The gospel of Jesus Christ is always situated within a particular cultural context: but how should Christians approach the complex relationship between their faith and the surrounding culture? Should we simply retreat from culture? Should we embrace our cultural practices and mindset? How important is it for us to be engaged with our culture and mindset? How might we do that with discernment and faithfulness? William Edgar offers a biblical theology in the light of our contemporary culture that contends that Christians should -- and indeed, must -- engage with the surrounding culture. By exploring what Scripture has to say about the role of culture and gleaning insights from a variety of theologians -- including Abraham Kuyper, T. S. Eliot, H. Richard Niebuhr and C. S. Lewis -- Edgar contends that cultural engagement is a fundamental aspect of human existence.
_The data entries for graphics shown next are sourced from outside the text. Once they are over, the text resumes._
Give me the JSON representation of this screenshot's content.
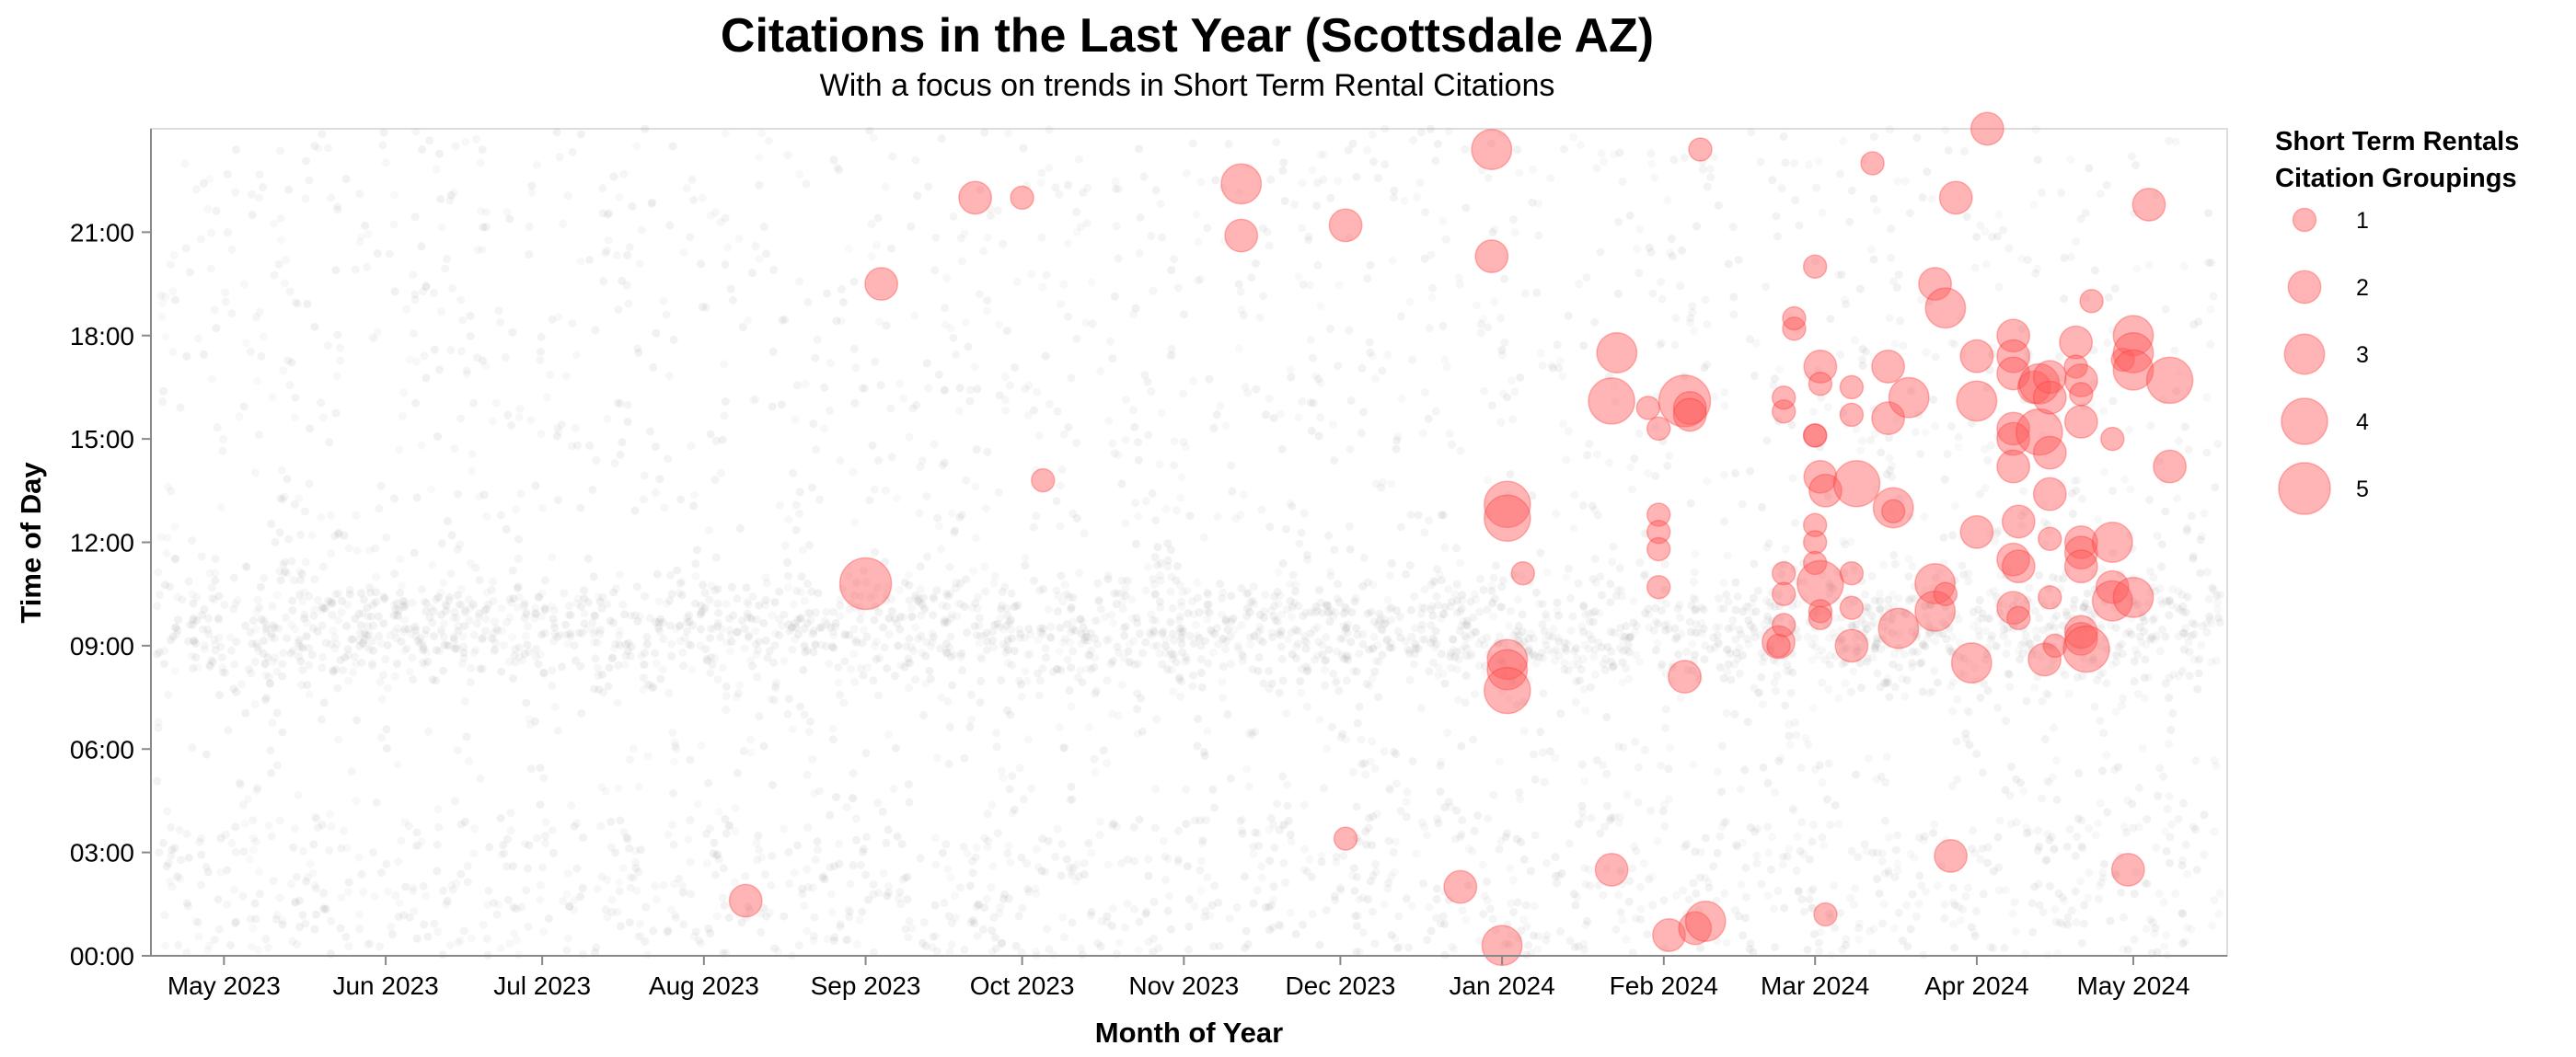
{
  "chart_data": {
    "type": "scatter",
    "title": "Citations in the Last Year (Scottsdale AZ)",
    "subtitle": "With a focus on trends in Short Term Rental Citations",
    "xlabel": "Month of Year",
    "ylabel": "Time of Day",
    "x_type": "date",
    "xlim": [
      "2023-04-17",
      "2024-05-19"
    ],
    "ylim": [
      0,
      24
    ],
    "x_ticks": [
      {
        "date": "2023-05-01",
        "label": "May 2023"
      },
      {
        "date": "2023-06-01",
        "label": "Jun 2023"
      },
      {
        "date": "2023-07-01",
        "label": "Jul 2023"
      },
      {
        "date": "2023-08-01",
        "label": "Aug 2023"
      },
      {
        "date": "2023-09-01",
        "label": "Sep 2023"
      },
      {
        "date": "2023-10-01",
        "label": "Oct 2023"
      },
      {
        "date": "2023-11-01",
        "label": "Nov 2023"
      },
      {
        "date": "2023-12-01",
        "label": "Dec 2023"
      },
      {
        "date": "2024-01-01",
        "label": "Jan 2024"
      },
      {
        "date": "2024-02-01",
        "label": "Feb 2024"
      },
      {
        "date": "2024-03-01",
        "label": "Mar 2024"
      },
      {
        "date": "2024-04-01",
        "label": "Apr 2024"
      },
      {
        "date": "2024-05-01",
        "label": "May 2024"
      }
    ],
    "y_ticks": [
      {
        "value": 0,
        "label": "00:00"
      },
      {
        "value": 3,
        "label": "03:00"
      },
      {
        "value": 6,
        "label": "06:00"
      },
      {
        "value": 9,
        "label": "09:00"
      },
      {
        "value": 12,
        "label": "12:00"
      },
      {
        "value": 15,
        "label": "15:00"
      },
      {
        "value": 18,
        "label": "18:00"
      },
      {
        "value": 21,
        "label": "21:00"
      }
    ],
    "grid": false,
    "legend": {
      "title_lines": [
        "Short Term Rentals",
        "Citation Groupings"
      ],
      "placement": "top-right",
      "entries": [
        {
          "label": "1",
          "count": 1
        },
        {
          "label": "2",
          "count": 2
        },
        {
          "label": "3",
          "count": 3
        },
        {
          "label": "4",
          "count": 4
        },
        {
          "label": "5",
          "count": 5
        }
      ]
    },
    "colors": {
      "str_fill": "#ff5a5a",
      "str_stroke": "#ff3030",
      "background_points": "#888888",
      "axis": "#888888"
    },
    "series": [
      {
        "name": "Short Term Rentals",
        "points": [
          {
            "date": "2023-08-09",
            "time": 1.6,
            "count": 2
          },
          {
            "date": "2023-09-01",
            "time": 10.8,
            "count": 5
          },
          {
            "date": "2023-09-04",
            "time": 19.5,
            "count": 2
          },
          {
            "date": "2023-09-22",
            "time": 22.0,
            "count": 2
          },
          {
            "date": "2023-10-01",
            "time": 22.0,
            "count": 1
          },
          {
            "date": "2023-10-05",
            "time": 13.8,
            "count": 1
          },
          {
            "date": "2023-11-12",
            "time": 22.4,
            "count": 3
          },
          {
            "date": "2023-11-12",
            "time": 20.9,
            "count": 2
          },
          {
            "date": "2023-12-02",
            "time": 21.2,
            "count": 2
          },
          {
            "date": "2023-12-02",
            "time": 3.4,
            "count": 1
          },
          {
            "date": "2023-12-24",
            "time": 2.0,
            "count": 2
          },
          {
            "date": "2023-12-30",
            "time": 23.4,
            "count": 3
          },
          {
            "date": "2023-12-30",
            "time": 20.3,
            "count": 2
          },
          {
            "date": "2024-01-01",
            "time": 0.3,
            "count": 3
          },
          {
            "date": "2024-01-02",
            "time": 13.1,
            "count": 4
          },
          {
            "date": "2024-01-02",
            "time": 12.7,
            "count": 4
          },
          {
            "date": "2024-01-02",
            "time": 8.6,
            "count": 3
          },
          {
            "date": "2024-01-02",
            "time": 8.3,
            "count": 3
          },
          {
            "date": "2024-01-02",
            "time": 7.7,
            "count": 4
          },
          {
            "date": "2024-01-05",
            "time": 11.1,
            "count": 1
          },
          {
            "date": "2024-01-22",
            "time": 16.1,
            "count": 4
          },
          {
            "date": "2024-01-22",
            "time": 2.5,
            "count": 2
          },
          {
            "date": "2024-01-23",
            "time": 17.5,
            "count": 3
          },
          {
            "date": "2024-01-29",
            "time": 15.9,
            "count": 1
          },
          {
            "date": "2024-01-31",
            "time": 15.3,
            "count": 1
          },
          {
            "date": "2024-01-31",
            "time": 12.8,
            "count": 1
          },
          {
            "date": "2024-01-31",
            "time": 12.3,
            "count": 1
          },
          {
            "date": "2024-01-31",
            "time": 11.8,
            "count": 1
          },
          {
            "date": "2024-01-31",
            "time": 10.7,
            "count": 1
          },
          {
            "date": "2024-02-02",
            "time": 0.6,
            "count": 2
          },
          {
            "date": "2024-02-05",
            "time": 16.1,
            "count": 5
          },
          {
            "date": "2024-02-06",
            "time": 15.9,
            "count": 2
          },
          {
            "date": "2024-02-06",
            "time": 15.7,
            "count": 2
          },
          {
            "date": "2024-02-05",
            "time": 8.1,
            "count": 2
          },
          {
            "date": "2024-02-07",
            "time": 0.8,
            "count": 2
          },
          {
            "date": "2024-02-09",
            "time": 1.0,
            "count": 3
          },
          {
            "date": "2024-02-08",
            "time": 23.4,
            "count": 1
          },
          {
            "date": "2024-02-23",
            "time": 9.1,
            "count": 2
          },
          {
            "date": "2024-02-23",
            "time": 9.0,
            "count": 1
          },
          {
            "date": "2024-02-24",
            "time": 15.8,
            "count": 1
          },
          {
            "date": "2024-02-24",
            "time": 16.2,
            "count": 1
          },
          {
            "date": "2024-02-24",
            "time": 11.1,
            "count": 1
          },
          {
            "date": "2024-02-24",
            "time": 10.5,
            "count": 1
          },
          {
            "date": "2024-02-24",
            "time": 9.6,
            "count": 1
          },
          {
            "date": "2024-02-26",
            "time": 18.2,
            "count": 1
          },
          {
            "date": "2024-02-26",
            "time": 18.5,
            "count": 1
          },
          {
            "date": "2024-03-01",
            "time": 20.0,
            "count": 1
          },
          {
            "date": "2024-03-02",
            "time": 17.1,
            "count": 2
          },
          {
            "date": "2024-03-02",
            "time": 16.6,
            "count": 1
          },
          {
            "date": "2024-03-01",
            "time": 15.1,
            "count": 1
          },
          {
            "date": "2024-03-01",
            "time": 15.1,
            "count": 1
          },
          {
            "date": "2024-03-02",
            "time": 13.9,
            "count": 2
          },
          {
            "date": "2024-03-03",
            "time": 13.5,
            "count": 2
          },
          {
            "date": "2024-03-01",
            "time": 12.5,
            "count": 1
          },
          {
            "date": "2024-03-01",
            "time": 12.0,
            "count": 1
          },
          {
            "date": "2024-03-01",
            "time": 11.4,
            "count": 1
          },
          {
            "date": "2024-03-02",
            "time": 10.8,
            "count": 4
          },
          {
            "date": "2024-03-02",
            "time": 10.0,
            "count": 1
          },
          {
            "date": "2024-03-02",
            "time": 9.8,
            "count": 1
          },
          {
            "date": "2024-03-03",
            "time": 1.2,
            "count": 1
          },
          {
            "date": "2024-03-08",
            "time": 16.5,
            "count": 1
          },
          {
            "date": "2024-03-08",
            "time": 15.7,
            "count": 1
          },
          {
            "date": "2024-03-09",
            "time": 13.7,
            "count": 4
          },
          {
            "date": "2024-03-08",
            "time": 11.1,
            "count": 1
          },
          {
            "date": "2024-03-08",
            "time": 10.1,
            "count": 1
          },
          {
            "date": "2024-03-08",
            "time": 9.0,
            "count": 2
          },
          {
            "date": "2024-03-12",
            "time": 23.0,
            "count": 1
          },
          {
            "date": "2024-03-15",
            "time": 17.1,
            "count": 2
          },
          {
            "date": "2024-03-15",
            "time": 15.6,
            "count": 2
          },
          {
            "date": "2024-03-16",
            "time": 13.0,
            "count": 3
          },
          {
            "date": "2024-03-16",
            "time": 12.9,
            "count": 1
          },
          {
            "date": "2024-03-17",
            "time": 9.5,
            "count": 3
          },
          {
            "date": "2024-03-19",
            "time": 16.2,
            "count": 3
          },
          {
            "date": "2024-03-24",
            "time": 19.5,
            "count": 2
          },
          {
            "date": "2024-03-24",
            "time": 10.8,
            "count": 3
          },
          {
            "date": "2024-03-24",
            "time": 10.0,
            "count": 3
          },
          {
            "date": "2024-03-26",
            "time": 18.8,
            "count": 3
          },
          {
            "date": "2024-03-26",
            "time": 10.5,
            "count": 1
          },
          {
            "date": "2024-03-27",
            "time": 2.9,
            "count": 2
          },
          {
            "date": "2024-03-28",
            "time": 22.0,
            "count": 2
          },
          {
            "date": "2024-03-31",
            "time": 8.5,
            "count": 3
          },
          {
            "date": "2024-04-01",
            "time": 17.4,
            "count": 2
          },
          {
            "date": "2024-04-01",
            "time": 16.1,
            "count": 3
          },
          {
            "date": "2024-04-01",
            "time": 12.3,
            "count": 2
          },
          {
            "date": "2024-04-03",
            "time": 24.0,
            "count": 2
          },
          {
            "date": "2024-04-08",
            "time": 18.0,
            "count": 2
          },
          {
            "date": "2024-04-08",
            "time": 17.4,
            "count": 2
          },
          {
            "date": "2024-04-08",
            "time": 16.9,
            "count": 2
          },
          {
            "date": "2024-04-08",
            "time": 15.3,
            "count": 2
          },
          {
            "date": "2024-04-08",
            "time": 15.0,
            "count": 2
          },
          {
            "date": "2024-04-08",
            "time": 14.2,
            "count": 2
          },
          {
            "date": "2024-04-09",
            "time": 12.6,
            "count": 2
          },
          {
            "date": "2024-04-08",
            "time": 11.5,
            "count": 2
          },
          {
            "date": "2024-04-09",
            "time": 11.3,
            "count": 2
          },
          {
            "date": "2024-04-08",
            "time": 10.1,
            "count": 2
          },
          {
            "date": "2024-04-09",
            "time": 9.8,
            "count": 1
          },
          {
            "date": "2024-04-12",
            "time": 16.5,
            "count": 2
          },
          {
            "date": "2024-04-13",
            "time": 16.6,
            "count": 3
          },
          {
            "date": "2024-04-13",
            "time": 15.2,
            "count": 4
          },
          {
            "date": "2024-04-15",
            "time": 16.8,
            "count": 2
          },
          {
            "date": "2024-04-15",
            "time": 16.2,
            "count": 2
          },
          {
            "date": "2024-04-15",
            "time": 14.6,
            "count": 2
          },
          {
            "date": "2024-04-15",
            "time": 13.4,
            "count": 2
          },
          {
            "date": "2024-04-15",
            "time": 12.1,
            "count": 1
          },
          {
            "date": "2024-04-15",
            "time": 10.4,
            "count": 1
          },
          {
            "date": "2024-04-14",
            "time": 8.6,
            "count": 2
          },
          {
            "date": "2024-04-16",
            "time": 9.0,
            "count": 1
          },
          {
            "date": "2024-04-20",
            "time": 17.8,
            "count": 2
          },
          {
            "date": "2024-04-20",
            "time": 17.1,
            "count": 1
          },
          {
            "date": "2024-04-21",
            "time": 16.7,
            "count": 2
          },
          {
            "date": "2024-04-21",
            "time": 16.3,
            "count": 1
          },
          {
            "date": "2024-04-21",
            "time": 15.5,
            "count": 2
          },
          {
            "date": "2024-04-21",
            "time": 12.0,
            "count": 2
          },
          {
            "date": "2024-04-21",
            "time": 11.7,
            "count": 2
          },
          {
            "date": "2024-04-21",
            "time": 11.3,
            "count": 2
          },
          {
            "date": "2024-04-21",
            "time": 9.4,
            "count": 2
          },
          {
            "date": "2024-04-21",
            "time": 9.2,
            "count": 2
          },
          {
            "date": "2024-04-22",
            "time": 8.9,
            "count": 4
          },
          {
            "date": "2024-04-23",
            "time": 19.0,
            "count": 1
          },
          {
            "date": "2024-04-27",
            "time": 15.0,
            "count": 1
          },
          {
            "date": "2024-04-27",
            "time": 12.0,
            "count": 3
          },
          {
            "date": "2024-04-27",
            "time": 10.7,
            "count": 2
          },
          {
            "date": "2024-04-27",
            "time": 10.3,
            "count": 3
          },
          {
            "date": "2024-04-29",
            "time": 17.3,
            "count": 1
          },
          {
            "date": "2024-04-30",
            "time": 2.5,
            "count": 2
          },
          {
            "date": "2024-05-01",
            "time": 18.0,
            "count": 3
          },
          {
            "date": "2024-05-01",
            "time": 17.5,
            "count": 3
          },
          {
            "date": "2024-05-01",
            "time": 17.0,
            "count": 3
          },
          {
            "date": "2024-05-01",
            "time": 10.4,
            "count": 3
          },
          {
            "date": "2024-05-04",
            "time": 21.8,
            "count": 2
          },
          {
            "date": "2024-05-08",
            "time": 16.7,
            "count": 4
          },
          {
            "date": "2024-05-08",
            "time": 14.2,
            "count": 2
          }
        ]
      }
    ]
  }
}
He does not shy away from those passages that emphasize the distinction between Christians and the world. Yet he finds, shining through the biblical witness, evidence that supports a robust defence of the cultural mandate to 'be fruitful and multiply, and fill the earth and subdue it' (Genesis 1:28). With clarity and wisdom, Edgar argues that we are most faithful to our calling as God's creatures when we participate in creating culture. Introduction Part 1: Parameters of culture Part 2: Challenges from Scripture Part 3: The cultural mandate Epilogue

Goddess as Nature

Goddess as Nature
Title Goddess as Nature PDF eBook
Author Paul Reid-Bowen
Publisher Ashgate Publishing, Ltd.
Pages 220
Release 2007-01-01
Genre Philosophy
ISBN 9780754656272

Download Goddess as Nature Book in PDF, Epub and Kindle

Goddess as Nature makes a significant contribution to elucidating the meaning of a female and feminist deity at the beginning of the twenty-first century. Bridging the gap between the emergent religious discourse of thealogy - discourse about the Goddess - and a range of analytical concerns in the philosophy of religion, the author argues that thealogy is not as incoherent as many of its critics claim. By developing a close reading of the reality-claims embedded within a range of thealogical texts, one can discern an ecological and pantheistic concept of deity and reality that is metaphysically novel and in need of constructive philosophical, thealogical and scholarly engagement. Philosophical thealogy is, in an age concerned with re-conceiving nature in terms of agency, chaos, complexity, ecological networks and organicism, both an active possibility and a remarkably valuable academic, feminist and religious endeavour.